Kedua, anak-anak yang harusnya mempunyai mimpi yang
besar dan menikmati masa kecilnya, akan tetapi mereka harus hidup dengan penuh
ketakutan dan ancaman yang mereka tak tahu kapan dan di mana Israel akan
melakukan serangan. Banyak gedung dan rumah yang hancur akibat dari
serangan udara Israel. Sebagai seorang anak yang
kehilangan rumah berarti hilangnya mainan mereka, buku,
pakaian, dan barang yang memberikan kenyamanan bagi mereka. Bila mereka juga
kehilangan orang tua, artinya mereka kehilangan orang yang melindungi dan
mengasihi mereka. Coba bayangkan kalau kita sebagai orang tua yang
mempunyai anak dan ia harus hidup dalam penuh ketakutan dan depresi. Itulah kenyataan yang ada di Gaza.

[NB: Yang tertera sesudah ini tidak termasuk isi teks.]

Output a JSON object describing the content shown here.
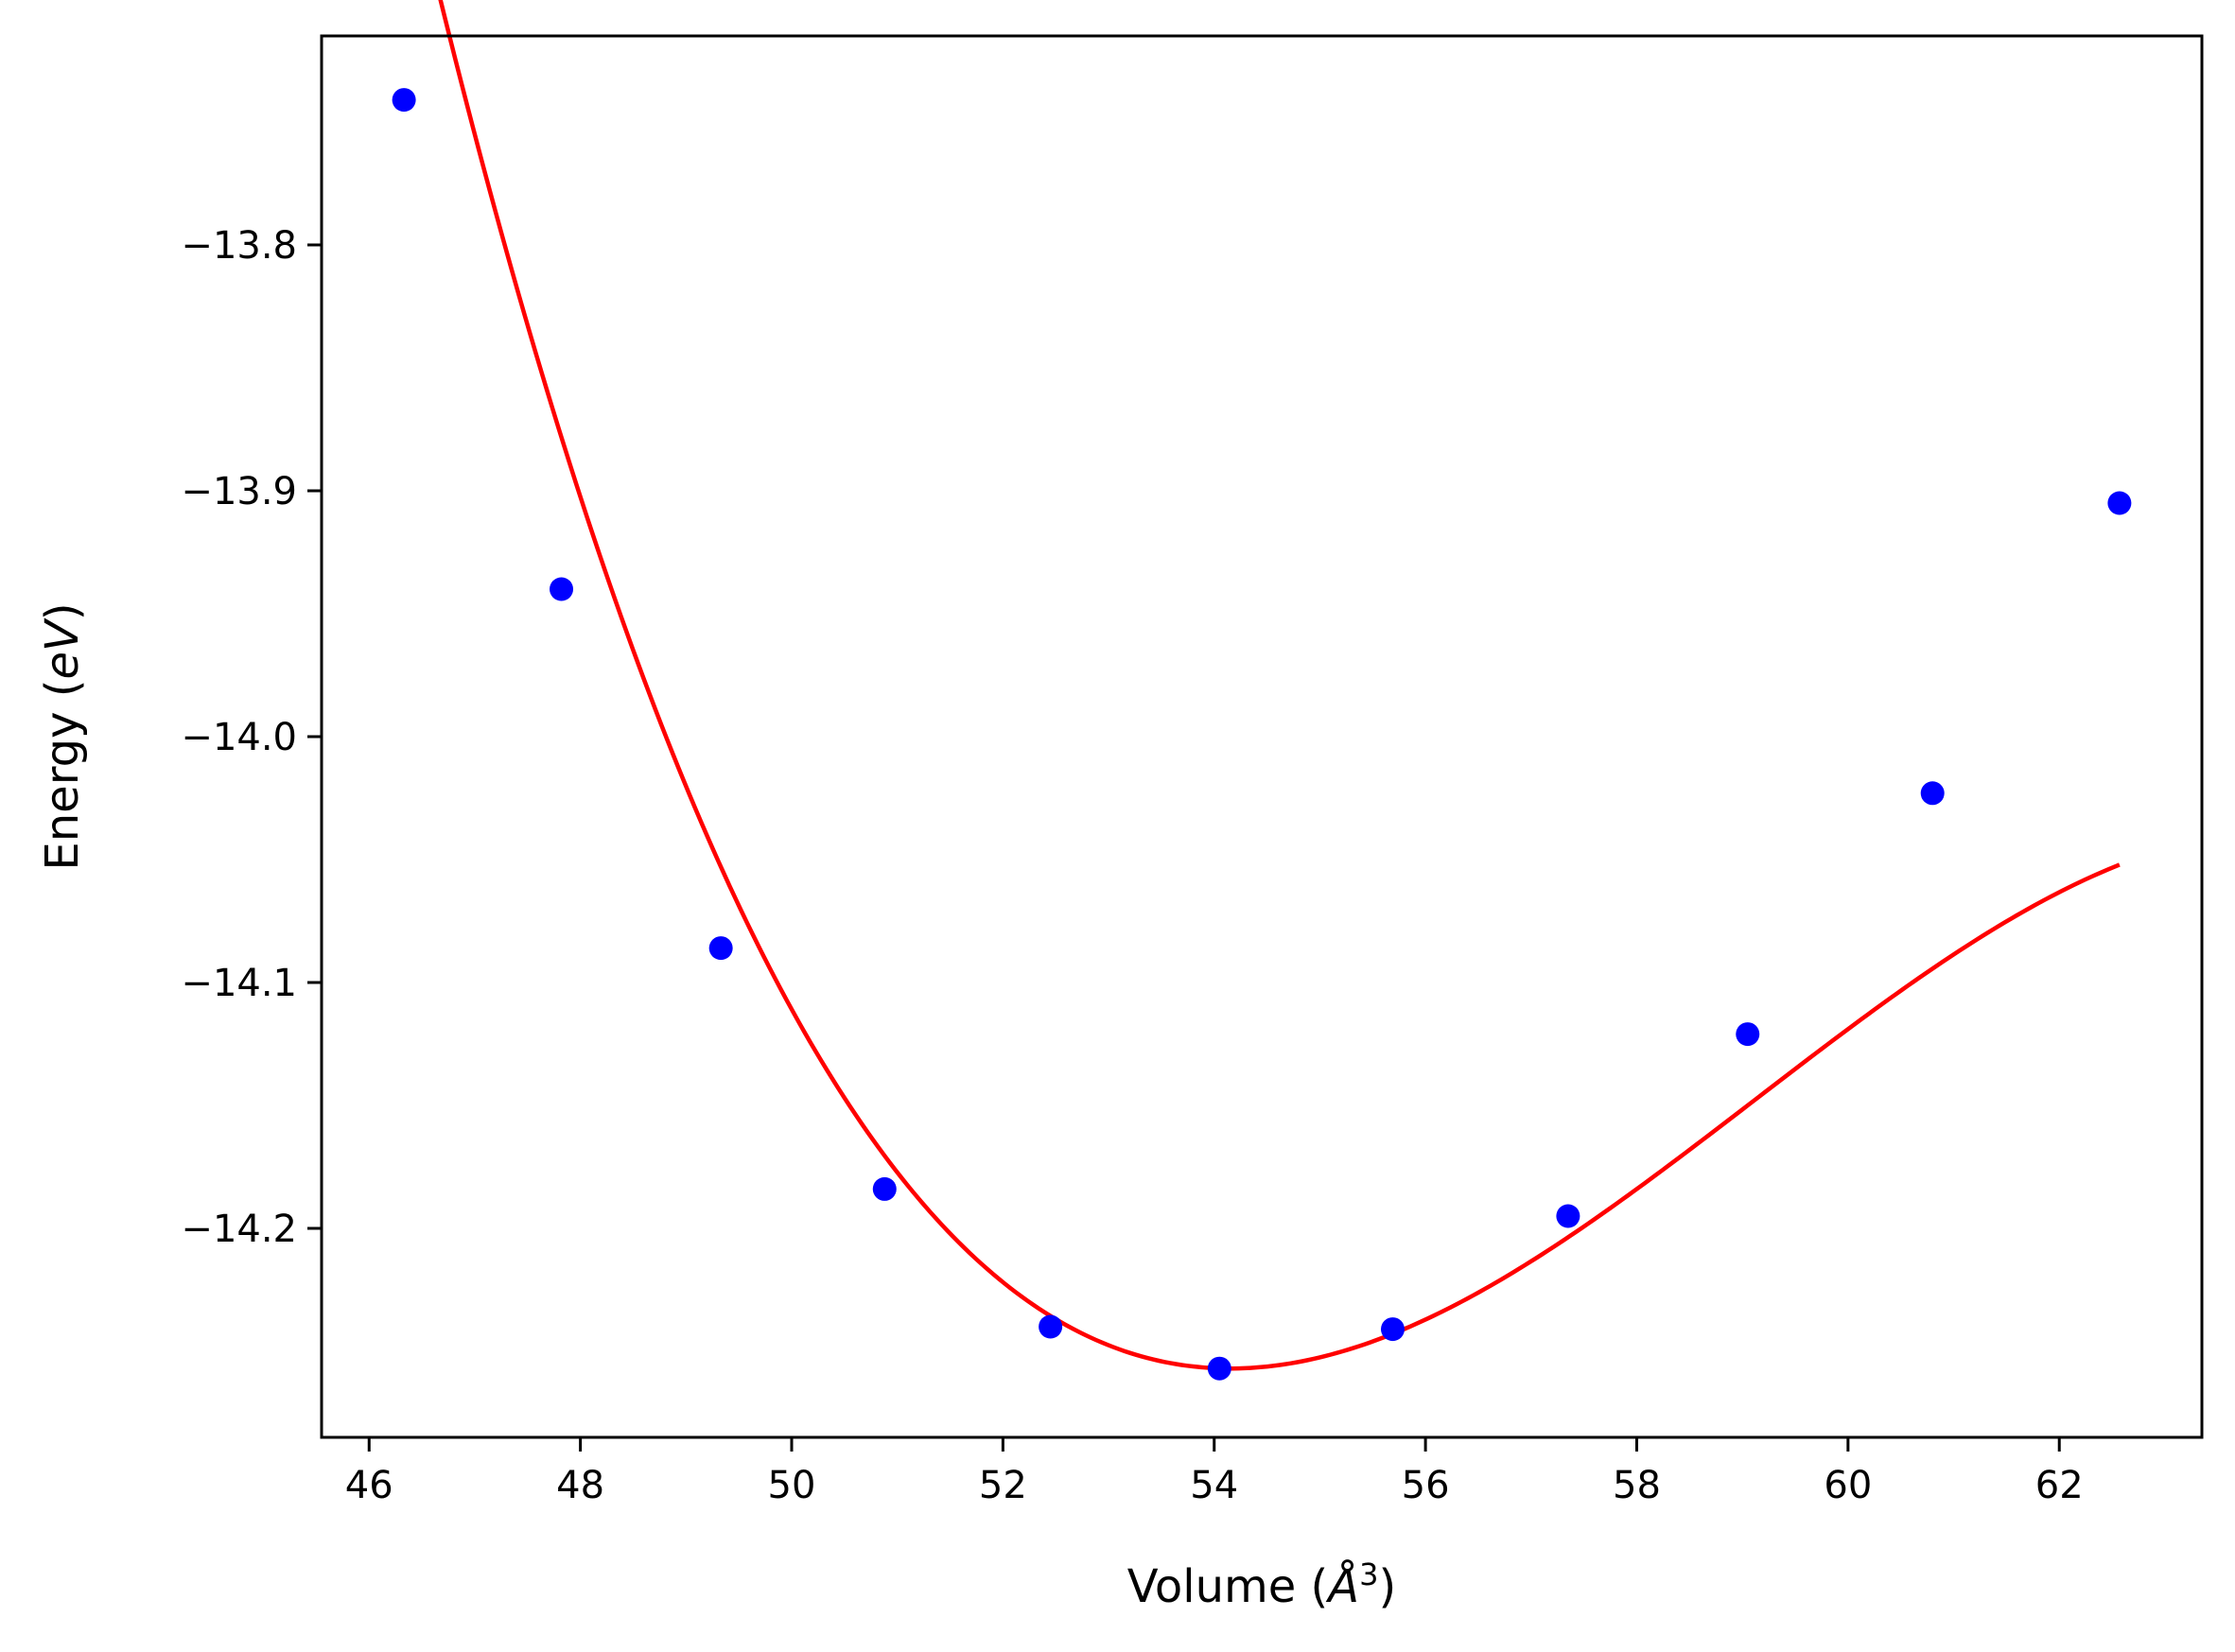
{
  "chart_data": {
    "type": "scatter",
    "title": "",
    "xlabel_main": "Volume (",
    "xlabel_unit": "Å",
    "xlabel_sup": "3",
    "xlabel_close": ")",
    "xlabel": "Volume (Å³)",
    "ylabel_main": "Energy (",
    "ylabel_unit": "eV",
    "ylabel_close": ")",
    "ylabel": "Energy (eV)",
    "xlim": [
      45.55,
      63.35
    ],
    "ylim": [
      -14.285,
      -13.715
    ],
    "xticks": [
      46,
      48,
      50,
      52,
      54,
      56,
      58,
      60,
      62
    ],
    "xtick_labels": [
      "46",
      "48",
      "50",
      "52",
      "54",
      "56",
      "58",
      "60",
      "62"
    ],
    "yticks": [
      -13.8,
      -13.9,
      -14.0,
      -14.1,
      -14.2
    ],
    "ytick_labels": [
      "−13.8",
      "−13.9",
      "−14.0",
      "−14.1",
      "−14.2"
    ],
    "grid": false,
    "series": [
      {
        "kind": "points",
        "color": "#0000ff",
        "x": [
          46.33,
          47.82,
          49.33,
          50.88,
          52.45,
          54.05,
          55.69,
          57.35,
          59.05,
          60.8,
          62.57
        ],
        "y": [
          -13.741,
          -13.94,
          -14.086,
          -14.184,
          -14.24,
          -14.257,
          -14.241,
          -14.195,
          -14.121,
          -14.023,
          -13.905
        ]
      },
      {
        "kind": "line",
        "color": "#ff0000",
        "fit": {
          "x_min": 46.33,
          "x_max": 62.57,
          "x0": 54.15,
          "e0": -14.257,
          "c2": 0.006637,
          "c3": -0.000445
        }
      }
    ]
  }
}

Ketiga, Palestina yang menjadi korban serangan Israel,
justru dilekatkan tuduhan sebagai teroris oleh orang-orang yang teracuni paham
islamofobia. Bahkan ada yang memvonis bahwa mereka yang berjuang atau pun orang-orang
Palestina tersebut adalah cikal bakal radikalisme. Sangat tidak layak rasanya memvonis sosok
yang membela negaranya sebagai teroris dan cikal bakal
radikalisme.
Dari berbagai hal pilu yang telah kita lihat tadi, mungkin itu sudah cukup bagi kita untuk mengatakan
konflik di Gaza lebih pilu dibanding dengan konflik di Ukraina beberapa bulan terakhir yang lebih viral. Belum lagi hal-hal pilu yang tidak disebutkan,
kalau semuanya kita deret maka kita akan melihat perbandingan antara Gaza dan
Ukraina itu bagaikan langit dan bumi. Juga, kalau kita ingin menilai
berdasarkan nilai-nilai kemanusiaan bukankah itu wajar bagi kita jika
mengatakan konflik di Gaza lebih pilu dibanding dengan konflik di Ukraina?